As a preacher, I always thought transformations in attitudes and behavior could be affected by preaching and by lectures. There is surely a place for good preaching and teaching, but if transformation (individual and/or congregational) is really the goal, then those most impacted by decisions must be present and empowered to speak and those who are least impacted themselves must constantly be made aware of the presence, experience, and perspective of those who are most impacted.
This is why I think it is not right for legislative bodies made up almost entirely of men to be making laws that govern women’s bodies and why it is perilous for legislatures and governing boards made up almost entirely of white people to make laws that impact how people of color are treated. We see what happens when a Congress comprised of mostly rich people makes laws that impact how poverty is or is not addressed.
This is why over the years the General Board of the Christian Church (Disciples of Christ) has been such an oasis of discovery for so many people: nearly everyone is represented at the table and all those representatives have the power to speak. Every part of the Body is honored.
So when a congregation, or a region, or a denominational church board or assembly seeks to deepen its understanding of what the second commandment, “Love your neighbor as yourself”, really means in practical everyday terms, they had better be sure that everyone is at the table, that everyone can feel safe enough and be safe enough physically, emotionally and spiritually to speak their truth.
The beauty of being part of Central Christian Church (Disciples of Christ) in Indianapolis, an “Open & Affirming” congregation, is that everybody is at the table.
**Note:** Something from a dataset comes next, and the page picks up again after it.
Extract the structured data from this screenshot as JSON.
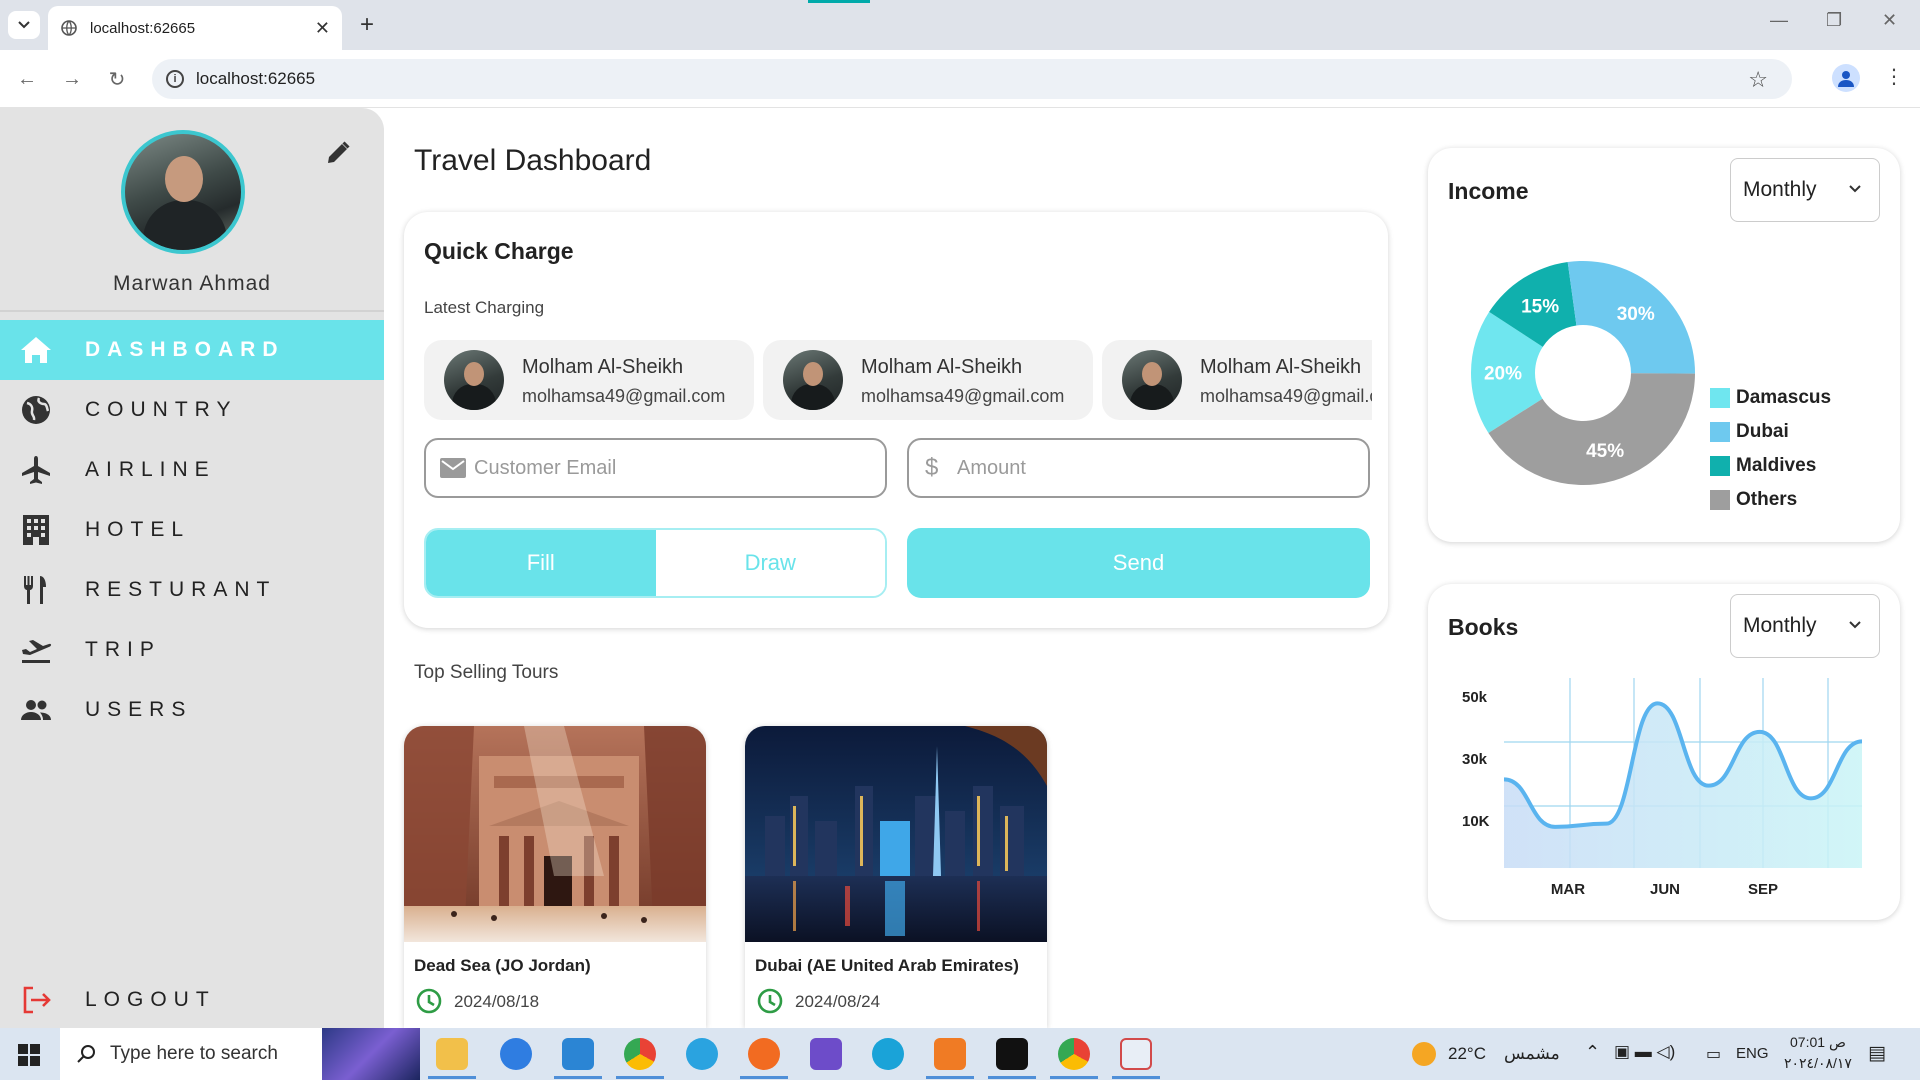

And everybody is at the Table. It’s great to have people who are different from yourself in various ways to be a part of classes and committees and work projects, etc. But I find it to be even more deeply transformational when you also regularly partake of communion together in worship and when a “person of difference from me” is often the one breaking the bread, or praying over the cup, or serving the elements.
Over time, this experience doesn’t just reinforce one’s ideas about what constitutes justice and righteousness. It changes us inwardly. It purifies our being, it impacts our capacity for empathy. It impacts our sense of justice, but it impacts our sense of humor as well. Things that used to seem funny aren’t funny anymore, and some things that weren’t funny now appear to be hilarious.
I am grateful to God for the “true community” that Central Christian Church is. It’s not perfect of course, because we who are members are not perfect (news flash). Nonetheless, it is surely transforming all of us who gather regularly at the tables and the Table.